Google DeepMind’s Genie is a unique generative model capable of translating plain images or text prompts into dynamic, interactive worlds. Trained on over 200,000 hours of in-game video footage, Genie captures and generates the physics, aesthetics, and dynamics of multiple environments and objects. The completed model, documented in a research paper, houses over 11 billion parameters to generate these interactive virtual environments.
Genie’s unique functionality can turn photos of your living room or garden into playable 2D platform game levels.

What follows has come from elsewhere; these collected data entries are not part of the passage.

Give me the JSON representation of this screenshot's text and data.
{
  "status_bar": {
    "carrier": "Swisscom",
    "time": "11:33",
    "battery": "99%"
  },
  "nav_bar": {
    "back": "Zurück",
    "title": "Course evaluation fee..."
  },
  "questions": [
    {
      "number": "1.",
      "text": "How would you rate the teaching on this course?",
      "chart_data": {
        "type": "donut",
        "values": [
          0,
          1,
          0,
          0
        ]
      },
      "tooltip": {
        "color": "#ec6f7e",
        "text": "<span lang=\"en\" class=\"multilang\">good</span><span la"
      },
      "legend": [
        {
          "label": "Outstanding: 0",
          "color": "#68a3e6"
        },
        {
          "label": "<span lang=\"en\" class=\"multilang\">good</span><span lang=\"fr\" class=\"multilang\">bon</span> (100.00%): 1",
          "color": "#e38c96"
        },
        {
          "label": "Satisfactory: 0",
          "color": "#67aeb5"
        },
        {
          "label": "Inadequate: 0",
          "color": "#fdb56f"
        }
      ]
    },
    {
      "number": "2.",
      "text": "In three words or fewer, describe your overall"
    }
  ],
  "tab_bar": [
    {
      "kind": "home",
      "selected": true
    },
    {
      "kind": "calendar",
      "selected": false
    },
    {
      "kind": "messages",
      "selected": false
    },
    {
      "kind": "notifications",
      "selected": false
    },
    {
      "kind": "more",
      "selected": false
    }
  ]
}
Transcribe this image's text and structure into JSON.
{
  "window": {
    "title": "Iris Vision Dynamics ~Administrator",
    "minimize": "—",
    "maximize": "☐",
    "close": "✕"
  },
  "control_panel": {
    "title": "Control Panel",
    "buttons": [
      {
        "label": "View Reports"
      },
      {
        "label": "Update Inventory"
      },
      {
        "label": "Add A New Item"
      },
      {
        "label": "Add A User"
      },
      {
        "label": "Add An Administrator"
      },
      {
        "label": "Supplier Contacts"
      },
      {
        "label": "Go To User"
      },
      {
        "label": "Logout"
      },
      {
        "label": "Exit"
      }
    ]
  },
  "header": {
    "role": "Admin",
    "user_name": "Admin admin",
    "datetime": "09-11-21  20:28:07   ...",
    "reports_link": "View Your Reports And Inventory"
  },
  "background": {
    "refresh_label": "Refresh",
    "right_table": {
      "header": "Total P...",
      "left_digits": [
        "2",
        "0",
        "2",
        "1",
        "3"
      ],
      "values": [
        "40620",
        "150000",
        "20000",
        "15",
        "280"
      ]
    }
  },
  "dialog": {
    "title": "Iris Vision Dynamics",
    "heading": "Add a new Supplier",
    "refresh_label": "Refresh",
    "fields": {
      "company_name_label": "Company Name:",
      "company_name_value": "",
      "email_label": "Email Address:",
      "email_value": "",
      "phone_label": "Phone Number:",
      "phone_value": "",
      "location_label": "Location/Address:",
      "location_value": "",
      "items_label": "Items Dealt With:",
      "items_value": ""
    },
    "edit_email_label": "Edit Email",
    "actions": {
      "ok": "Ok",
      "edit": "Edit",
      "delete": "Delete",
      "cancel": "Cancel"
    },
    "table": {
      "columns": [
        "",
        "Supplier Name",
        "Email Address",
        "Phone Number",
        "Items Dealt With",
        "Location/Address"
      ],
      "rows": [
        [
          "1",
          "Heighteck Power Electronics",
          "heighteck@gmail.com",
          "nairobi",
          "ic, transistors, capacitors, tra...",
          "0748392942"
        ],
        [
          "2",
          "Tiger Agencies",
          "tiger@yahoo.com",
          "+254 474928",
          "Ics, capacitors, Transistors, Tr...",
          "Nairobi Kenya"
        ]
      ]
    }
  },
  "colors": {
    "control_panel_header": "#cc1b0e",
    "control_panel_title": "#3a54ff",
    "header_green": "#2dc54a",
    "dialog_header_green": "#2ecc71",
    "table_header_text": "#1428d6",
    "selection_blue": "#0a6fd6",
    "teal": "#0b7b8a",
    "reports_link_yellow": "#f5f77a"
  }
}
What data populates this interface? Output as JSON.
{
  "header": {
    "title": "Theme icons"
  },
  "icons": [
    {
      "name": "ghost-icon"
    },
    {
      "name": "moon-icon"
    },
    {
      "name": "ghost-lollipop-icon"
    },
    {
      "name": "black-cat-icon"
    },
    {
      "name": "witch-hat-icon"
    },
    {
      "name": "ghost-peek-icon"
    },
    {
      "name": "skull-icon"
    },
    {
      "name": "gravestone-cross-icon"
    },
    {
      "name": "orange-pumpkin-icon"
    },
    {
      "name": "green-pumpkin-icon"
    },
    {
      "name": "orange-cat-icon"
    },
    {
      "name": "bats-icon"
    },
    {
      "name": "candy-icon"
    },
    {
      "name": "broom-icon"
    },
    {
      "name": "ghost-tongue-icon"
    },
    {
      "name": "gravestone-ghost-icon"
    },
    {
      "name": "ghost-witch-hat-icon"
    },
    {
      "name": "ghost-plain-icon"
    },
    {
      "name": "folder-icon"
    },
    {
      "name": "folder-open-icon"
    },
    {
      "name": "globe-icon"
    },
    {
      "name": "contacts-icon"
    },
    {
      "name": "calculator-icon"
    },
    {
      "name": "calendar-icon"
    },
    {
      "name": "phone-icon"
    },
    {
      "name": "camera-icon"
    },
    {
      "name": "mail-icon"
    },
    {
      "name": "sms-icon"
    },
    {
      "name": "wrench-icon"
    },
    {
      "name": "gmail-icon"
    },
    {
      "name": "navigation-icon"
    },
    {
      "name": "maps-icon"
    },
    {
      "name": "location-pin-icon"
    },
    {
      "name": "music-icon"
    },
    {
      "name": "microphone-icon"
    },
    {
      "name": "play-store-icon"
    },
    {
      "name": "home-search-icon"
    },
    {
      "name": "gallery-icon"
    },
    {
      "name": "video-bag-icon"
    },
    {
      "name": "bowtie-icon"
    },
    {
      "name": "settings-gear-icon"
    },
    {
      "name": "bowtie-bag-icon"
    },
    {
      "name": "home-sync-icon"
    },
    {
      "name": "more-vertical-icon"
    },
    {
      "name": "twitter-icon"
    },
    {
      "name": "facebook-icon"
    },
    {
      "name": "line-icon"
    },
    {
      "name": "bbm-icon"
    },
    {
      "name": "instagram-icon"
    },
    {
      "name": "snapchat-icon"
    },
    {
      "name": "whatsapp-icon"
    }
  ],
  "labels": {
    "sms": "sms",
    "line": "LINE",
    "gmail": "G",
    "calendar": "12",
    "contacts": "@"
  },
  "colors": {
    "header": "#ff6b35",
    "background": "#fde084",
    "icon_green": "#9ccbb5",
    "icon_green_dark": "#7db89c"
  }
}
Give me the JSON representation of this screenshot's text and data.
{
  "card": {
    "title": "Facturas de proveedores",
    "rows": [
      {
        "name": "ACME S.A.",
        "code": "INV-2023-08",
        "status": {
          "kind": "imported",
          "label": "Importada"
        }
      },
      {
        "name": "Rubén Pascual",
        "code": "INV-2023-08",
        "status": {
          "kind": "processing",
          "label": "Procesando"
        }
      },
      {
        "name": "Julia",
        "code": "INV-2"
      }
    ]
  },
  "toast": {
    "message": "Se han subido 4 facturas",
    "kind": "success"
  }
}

Users can feed Genie with images or hand-drawn sketches, which are then transformed into interactive environments. By offering latent actions at each time step, users can guide Genie’s output. The model’s unique features come into play allowing frame-by-frame interaction with the generated environments.
Genie’s mechanism comprises three key components: a spatiotemporal video tokenizer, an autoregressive dynamics model, and a Latent Action Model (LAM). Spatiotemporal transformers stand out as central elements to Genie’s function, given their ability to process video frames sequences over time. Genie’s Latent Action Model infers the possible actions amongst video frames, hence controlling the interactive environments’ events. In action, Genie compresses raw video frames into discretized tokens via a video tokenizer, which paves the way for the dynamics model to predict subsequent frames.
Cognizant of the potential of Genie, the DeepMind team acknowledged its potential in enabling individuals to generate personalized game-like experiences. In the world of robotics, Genie’s potential was showcased when tasked with deciphering actions performed by real robot arms interacting with real-world subjects.
However, despite the model’s impressive feats, DeepMind is well aware of the potential misuse of this innovation. To mitigate any adverse risks, the trained model checkpoints, the model’s training dataset, or examples of such data were not released alongside the research paper or website.
This technology aligns with DeepMind’s goal of developing gaming-based projects that simulate real-world applications such as the XLand project and SIMA. These projects, using video games, have offered an unprecedented sandbox for training and testing AI models. Hence, DeepMind continues its exploration of AI and gaming, fostering creativity and innovation, while carefully deliberating the potential risks and benefits.